China Will Do More to Boost Yuan’s International Use, PBOC Official Says
The opening of China’s financial markets over the past decade has given significant impetus to the internationalization of the yuan, but more needs to be done to encourage overseas investors to use the Chinese currency, a senior official at the People’s Bank of China (PBOC) said.
The central bank is working on a range of policies to support further opening and resolve the various pain points and obstructions that continue to concern investors in the country’s capital markets, Huo Yingli, head of the PBOC’s macro prudential management bureau, wrote (link in Chinese) in a recent issue of China Finance, a publication of the central bank. At the same time, the PBOC will pay close attention to the need to manage the risks and volatility that could accompany the process of opening-up, she said.
Huo’s article is one of a series published by China Finance to mark the 10th anniversary of the start of China’s efforts to turn the yuan, also known as the renminbi, into an internationally used and accepted currency. In July, Pan Gongsheng, a deputy governor of the PBOC and head of the foreign-exchange administration, penned a commentary in which he said that trade tensions, rising populism and the increasing use of local currencies in cross-border trade are opening new opportunities for the yuan to be used around the world.
“We will continue to improve policies and infrastructure to encourage cross-border use of the renminbi and improve macro prudential management of cross-border capital flows,” Huo said.
“We will continue to optimize other supporting policies and measures to promote the opening of financial markets, such as clear tax arrangements, the introduction of overseas rating companies, derivatives transactions that can be applied to internationally accepted master agreements, and flexibility in centralized clearing of derivatives transactions,” she wrote.
The PBOC will relax the cap on yuan-denominated cross-border trade, ease limitations on the remittance of funds overseas by foreign investors, and unify regulations covering different investment channels which will allow overseas investors to transfer funds among different accounts in those channels, Huo said.
The opening of China's financial markets has accelerated markedly over the past decade — access to the bond market, stock market, and financial derivatives markets has been broadened, cross-border investment and financing channels have been expanded, and institutional arrangements to allow foreign participation in financial markets have been improved, she said.
China has made significant progress in internationalizing the yuan over the past decade, with use of the currency for cross-border payments growing from virtually nothing to 15.85 trillion yuan in 2018, a 46% jump on 2017, Huo said.
Nevertheless, the yuan is still not a widely used currency in international payments.
Data from Swift, the international payments firm, show the yuan only accounts for around 2% of cross-border transactions and even then, they mostly involve bilateral payment and settlement between China and its trading partners, she said.
Capital is flowing into China’s financial markets and foreign holdings of yuan-denominated assets are growing rapidly, Huo said, pointing to data from the Institute of International Finance that show foreign capital flows into the country’s bond and stock markets amounted to $99.5 billion and $60.7 billion, respectively, in 2018.

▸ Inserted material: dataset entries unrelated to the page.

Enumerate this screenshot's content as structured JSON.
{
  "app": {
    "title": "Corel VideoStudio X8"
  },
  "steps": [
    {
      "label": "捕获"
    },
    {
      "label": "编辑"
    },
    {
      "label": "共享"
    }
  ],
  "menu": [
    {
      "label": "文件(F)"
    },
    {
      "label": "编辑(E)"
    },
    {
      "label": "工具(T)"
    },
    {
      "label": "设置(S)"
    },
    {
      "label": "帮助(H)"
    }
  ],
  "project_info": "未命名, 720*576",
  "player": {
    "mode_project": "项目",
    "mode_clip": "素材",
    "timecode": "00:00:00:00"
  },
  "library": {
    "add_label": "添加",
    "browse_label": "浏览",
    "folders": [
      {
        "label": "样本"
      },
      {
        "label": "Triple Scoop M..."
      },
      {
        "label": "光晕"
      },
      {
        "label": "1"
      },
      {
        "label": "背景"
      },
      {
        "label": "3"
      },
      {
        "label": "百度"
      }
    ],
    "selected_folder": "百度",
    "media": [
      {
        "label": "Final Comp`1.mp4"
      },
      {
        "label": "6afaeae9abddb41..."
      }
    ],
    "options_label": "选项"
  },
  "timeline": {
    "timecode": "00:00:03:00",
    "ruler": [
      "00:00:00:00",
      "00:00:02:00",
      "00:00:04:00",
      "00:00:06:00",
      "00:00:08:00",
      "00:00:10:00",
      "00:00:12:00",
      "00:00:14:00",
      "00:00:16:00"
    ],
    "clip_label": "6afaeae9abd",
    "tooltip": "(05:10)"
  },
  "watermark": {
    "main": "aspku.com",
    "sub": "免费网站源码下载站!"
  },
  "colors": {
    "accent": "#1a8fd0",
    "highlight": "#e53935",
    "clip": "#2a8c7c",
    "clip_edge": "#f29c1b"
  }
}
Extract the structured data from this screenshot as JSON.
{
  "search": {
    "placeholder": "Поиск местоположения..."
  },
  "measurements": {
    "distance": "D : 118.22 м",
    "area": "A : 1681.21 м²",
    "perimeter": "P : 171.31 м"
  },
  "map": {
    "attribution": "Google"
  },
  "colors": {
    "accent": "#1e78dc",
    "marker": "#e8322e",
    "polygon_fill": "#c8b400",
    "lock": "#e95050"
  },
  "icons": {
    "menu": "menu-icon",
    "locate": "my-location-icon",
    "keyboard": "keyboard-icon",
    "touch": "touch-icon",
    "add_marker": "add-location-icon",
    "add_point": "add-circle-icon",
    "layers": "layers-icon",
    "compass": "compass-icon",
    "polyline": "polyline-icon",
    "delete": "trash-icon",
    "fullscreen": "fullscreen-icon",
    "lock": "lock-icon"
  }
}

The improvements have come partly as a result of an easing of restrictions, Huo said. The two Stock Connect programs between Hong Kong and the Shanghai and Shenzhen exchanges have scrapped the two-way quota on cross-border transactions and substantially increased the daily investment quota.
Limits on the remittance of funds overseas by foreign investors have also been eased. Since 2018, the lock-up period on investments made through the QFII/RQFII foreign investor programs has been abolished and the limit on monthly remittances has been dropped.
The PBOC has also extended onshore financial services to the offshore market, Huo said. When the Bond Connect between Shanghai and Hong Kong was launched, foreign investors were allowed to exchange yuan through Hong Kong banks at the onshore yuan rate, which is often different from the offshore rate.
Overseas central banks have also been adding the yuan to their reserves since the currency was included in the Special Drawing Rights (SDR), an international reserve asset created by the International Monetary Fund whose value is based on a basket of major currencies including the U.S. dollar. The yuan was added to the basket in October 2016.
Nevertheless, despite all the progress, foreign holdings are still low compared with the size of China’s financial markets, Huo said.
Against the backdrop of significant changes in the international economic and geopolitical situation and growing trade friction, the international monetary system is facing challenges, Hu said.
The PBOC will actively adapt to meet the needs of China’s new economic development path which is focused on high-quality growth. The central bank’s actions will respect the market and respond to market demand, and continue to promote the opening of financial markets, improve the infrastructure and policy framework for cross-border use of the yuan, and continuously improve the macro prudential management of cross-border capital flows, Huo said.